Actually, you didn't explain they were false positives
I didn't use this term, true. Still, quoting my previous response:
crypto-util is a library by the Jenkins project. The CVE points to Erlang Open Telecom Platform and is pretty obviously unrelated
and
"SpringSource Spring Framework 2.5.x before 2.5.6.SEC02…" (and you can stop reading right there)
and
the class was introduced in Spring 3.0.
You deflected and said it wasn't your problem. … It's clearly out of date. Rather than attacking the requestor, could you address the request?

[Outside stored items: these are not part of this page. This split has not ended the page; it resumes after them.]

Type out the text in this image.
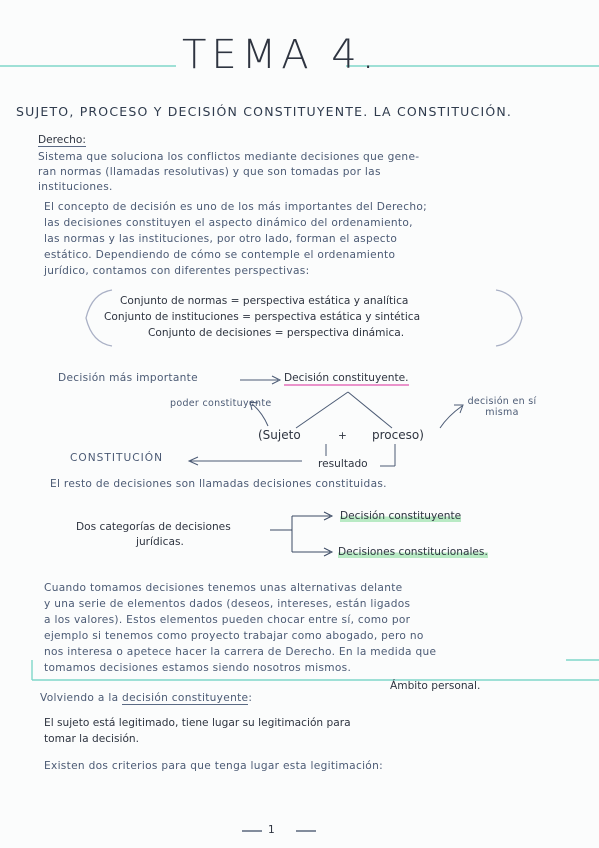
TEMA 4.
SUJETO, PROCESO Y DECISIÓN CONSTITUYENTE. LA CONSTITUCIÓN.
Derecho:
Sistema que soluciona los conflictos mediante decisiones que gene-
ran normas (llamadas resolutivas) y que son tomadas por las
instituciones.
El concepto de decisión es uno de los más importantes del Derecho;
las decisiones constituyen el aspecto dinámico del ordenamiento,
las normas y las instituciones, por otro lado, forman el aspecto
estático. Dependiendo de cómo se contemple el ordenamiento
jurídico, contamos con diferentes perspectivas:
Conjunto de normas = perspectiva estática y analítica
Conjunto de instituciones = perspectiva estática y sintética
Conjunto de decisiones = perspectiva dinámica.
Decisión más importante	Decisión constituyente.
poder constituyente	decisión en sí misma
(Sujeto	+ proceso)
CONSTITUCIÓN	resultado
El resto de decisiones son llamadas decisiones constituidas.
Dos categorías de decisiones
jurídicas.
Decisión constituyente
Decisiones constitucionales.
Cuando tomamos decisiones tenemos unas alternativas delante
y una serie de elementos dados (deseos, intereses, están ligados
a los valores). Estos elementos pueden chocar entre sí, como por
ejemplo si tenemos como proyecto trabajar como abogado, pero no
nos interesa o apetece hacer la carrera de Derecho. En la medida que
tomamos decisiones estamos siendo nosotros mismos.
Ámbito personal.
Volviendo a la decisión constituyente:
El sujeto está legitimado, tiene lugar su legitimación para
tomar la decisión.
Existen dos criterios para que tenga lugar esta legitimación:
1
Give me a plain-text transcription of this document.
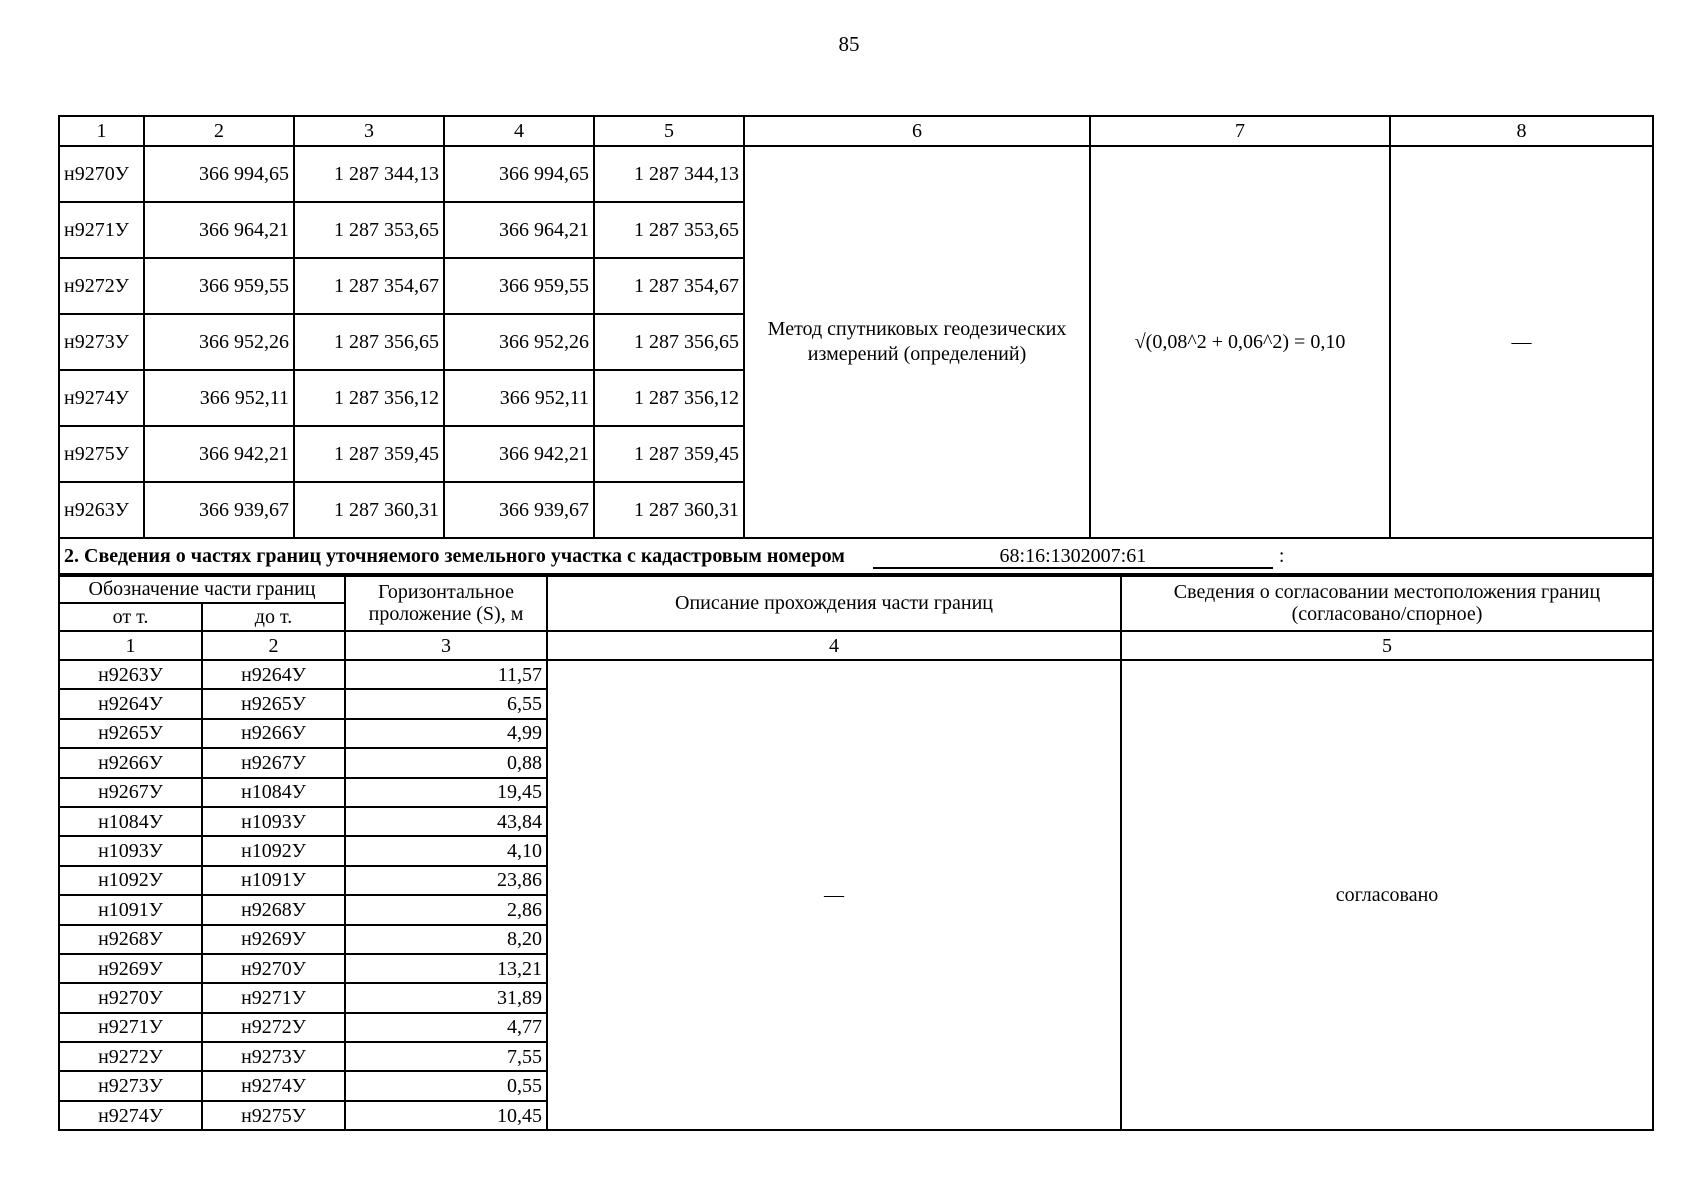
85
1	2	3	4	5	6	7	8
н9270У	366 994,65	1 287 344,13	366 994,65	1 287 344,13	Метод спутниковых геодезических измерений (определений)	√(0,08^2 + 0,06^2) = 0,10	—
н9271У	366 964,21	1 287 353,65	366 964,21	1 287 353,65			
н9272У	366 959,55	1 287 354,67	366 959,55	1 287 354,67			
н9273У	366 952,26	1 287 356,65	366 952,26	1 287 356,65			
н9274У	366 952,11	1 287 356,12	366 952,11	1 287 356,12			
н9275У	366 942,21	1 287 359,45	366 942,21	1 287 359,45			
н9263У	366 939,67	1 287 360,31	366 939,67	1 287 360,31			
2. Сведения о частях границ уточняемого земельного участка с кадастровым номером 68:16:1302007:61 :							
Обозначение части границ		Горизонтальное проложение (S), м	Описание прохождения части границ	Сведения о согласовании местоположения границ (согласовано/спорное)
от т.	до т.			
1	2	3	4	5
н9263У	н9264У	11,57	—	согласовано
н9264У	н9265У	6,55		
н9265У	н9266У	4,99		
н9266У	н9267У	0,88		
н9267У	н1084У	19,45		
н1084У	н1093У	43,84		
н1093У	н1092У	4,10		
н1092У	н1091У	23,86		
н1091У	н9268У	2,86		
н9268У	н9269У	8,20		
н9269У	н9270У	13,21		
н9270У	н9271У	31,89		
н9271У	н9272У	4,77		
н9272У	н9273У	7,55		
н9273У	н9274У	0,55		
н9274У	н9275У	10,45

The outdated component is clearly a problem. It is however not a problem in the way you brought up – having these security vulnerabilities. I'm not attacking you, I point out that what you wrote specifically doesn't look like a problem.
As far as I'm concerned (and since you keep bringing up my employer in an unrelated issue tracker, I'm not speaking on behalf of CloudBees), it's simply a matter of effort to benefit. It's almost certain that many plugins will break and require adaptation. And "not getting false positive security scanner findings" isn't the kind of benefit I would want to see for months of effort. In fact, if the issue description is correct and we'd have to update Groovy, it would almost certainly introduce new security vulnerabilities (via Script Security).
Also note that CVE-2011-2730 is also present with this version of Spring for spring-web-2.5.6.SEC03.jar, spring-core-2.5.6.SEC03.jar, context-support-2.5.6.SEC03.jar, and spring-context-2.5.6.SEC03.jar.
CVE-2011-0766 impacts crypto-util-1.1.jar which I'm not aware whether this is tied to Spring directly or it's own issue.
There are also a couple of lower priority security findings that span across some of the other Spring packages of this version: CVE-2010-1622 and CVE-2013-6429.